Lukas nahm sie in den Arm und sagte: „Ja, das weiß ich, aber so ist es ja nicht jeden Tag und wir haben uns. Die können uns mal mit ihrem Fanatismus. Du zeigst mir, wie schön das Leben sein kann.“

So saßen sie die restlichen Minuten, bis der Bus kam, Arm in Arm beisammen.

Tamara stieg zwei Haltestellen vor Lukas aus. Sie küsste ihn zum Abschied und verließ den Bus. Als dieser losfuhr, schaute Lukas ihr gedankenverloren nach.

Er wohnte mit seinen Eltern in einem Altbau, direkt an der Haltstelle. Sein Viertel war deutlich grüner und idyllischer als die seiner Freunde.

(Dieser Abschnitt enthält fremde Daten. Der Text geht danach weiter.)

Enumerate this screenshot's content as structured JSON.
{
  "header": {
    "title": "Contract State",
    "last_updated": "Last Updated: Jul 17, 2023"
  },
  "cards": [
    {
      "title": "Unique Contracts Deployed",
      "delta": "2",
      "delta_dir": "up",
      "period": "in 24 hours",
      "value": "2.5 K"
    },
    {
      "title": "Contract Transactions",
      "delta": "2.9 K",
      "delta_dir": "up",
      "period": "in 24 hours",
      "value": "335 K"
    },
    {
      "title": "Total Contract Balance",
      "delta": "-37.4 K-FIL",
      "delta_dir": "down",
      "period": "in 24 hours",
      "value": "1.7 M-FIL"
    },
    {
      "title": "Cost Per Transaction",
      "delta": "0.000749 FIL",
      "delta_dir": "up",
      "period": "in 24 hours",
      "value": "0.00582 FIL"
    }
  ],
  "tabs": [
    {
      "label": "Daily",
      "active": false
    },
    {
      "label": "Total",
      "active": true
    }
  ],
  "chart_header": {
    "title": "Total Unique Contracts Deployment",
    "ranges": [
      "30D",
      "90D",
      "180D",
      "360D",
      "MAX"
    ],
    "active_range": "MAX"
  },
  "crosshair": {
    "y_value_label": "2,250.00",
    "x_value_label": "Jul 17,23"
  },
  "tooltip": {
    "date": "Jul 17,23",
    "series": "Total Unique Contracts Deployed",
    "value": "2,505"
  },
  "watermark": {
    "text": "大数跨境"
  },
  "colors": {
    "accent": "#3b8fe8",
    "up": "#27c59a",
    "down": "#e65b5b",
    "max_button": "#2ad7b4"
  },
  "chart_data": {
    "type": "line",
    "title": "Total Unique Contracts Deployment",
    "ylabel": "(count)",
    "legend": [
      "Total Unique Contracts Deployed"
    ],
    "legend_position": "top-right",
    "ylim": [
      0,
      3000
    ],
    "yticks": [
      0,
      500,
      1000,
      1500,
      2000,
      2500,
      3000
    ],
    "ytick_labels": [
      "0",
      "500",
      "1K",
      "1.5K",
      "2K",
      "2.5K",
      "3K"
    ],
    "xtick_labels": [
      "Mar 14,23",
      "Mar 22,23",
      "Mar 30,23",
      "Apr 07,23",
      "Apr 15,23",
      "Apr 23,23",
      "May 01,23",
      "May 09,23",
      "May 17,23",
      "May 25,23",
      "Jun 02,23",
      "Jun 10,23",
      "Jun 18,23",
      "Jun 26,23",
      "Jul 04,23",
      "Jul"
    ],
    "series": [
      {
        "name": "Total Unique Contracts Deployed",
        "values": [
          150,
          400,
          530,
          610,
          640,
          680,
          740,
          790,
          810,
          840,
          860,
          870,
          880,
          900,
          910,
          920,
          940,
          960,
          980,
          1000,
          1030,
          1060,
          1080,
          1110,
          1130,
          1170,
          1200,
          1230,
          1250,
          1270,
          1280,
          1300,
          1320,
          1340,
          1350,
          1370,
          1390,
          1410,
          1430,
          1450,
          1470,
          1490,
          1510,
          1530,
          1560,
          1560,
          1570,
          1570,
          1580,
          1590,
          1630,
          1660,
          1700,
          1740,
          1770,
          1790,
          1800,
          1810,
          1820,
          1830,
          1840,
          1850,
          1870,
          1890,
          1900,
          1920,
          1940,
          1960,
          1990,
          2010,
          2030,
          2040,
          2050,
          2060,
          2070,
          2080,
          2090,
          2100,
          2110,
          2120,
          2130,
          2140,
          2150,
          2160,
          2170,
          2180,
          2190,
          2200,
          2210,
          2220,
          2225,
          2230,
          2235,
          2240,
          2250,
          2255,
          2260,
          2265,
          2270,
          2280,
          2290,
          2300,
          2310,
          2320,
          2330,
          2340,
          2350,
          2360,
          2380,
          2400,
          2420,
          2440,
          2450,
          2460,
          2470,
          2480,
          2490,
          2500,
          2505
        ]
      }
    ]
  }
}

Oben an der Wohnungstür empfing ihn seine Mutter. Martha Pfeiffer war eine dürre Frau mittleren Alters mit streng nach hinten gebundenen Haaren und einem langen hochgeschlossenen Kleid. Darüber trug sie eine Schürze mit der Aufschrift „Gott schütze dieses Heim“.

Resolut schaute sie auf ihren Sohn und sagte: „Das Essen ist so gut wie fertig, wo warst du so lange?“ Dann huschte aber doch ein schmales Lächeln über ihr Gesicht. „Na los, komm rein und zieh dich flink für das Essen um. Dein Vater ist noch in seinem Büro. Rasch, ab in dein Zimmer.“

Lukas beeilte sich und war kurze Zeit später bereit am Esstisch, als die Tür zum Arbeitszimmer seines Vaters aufging.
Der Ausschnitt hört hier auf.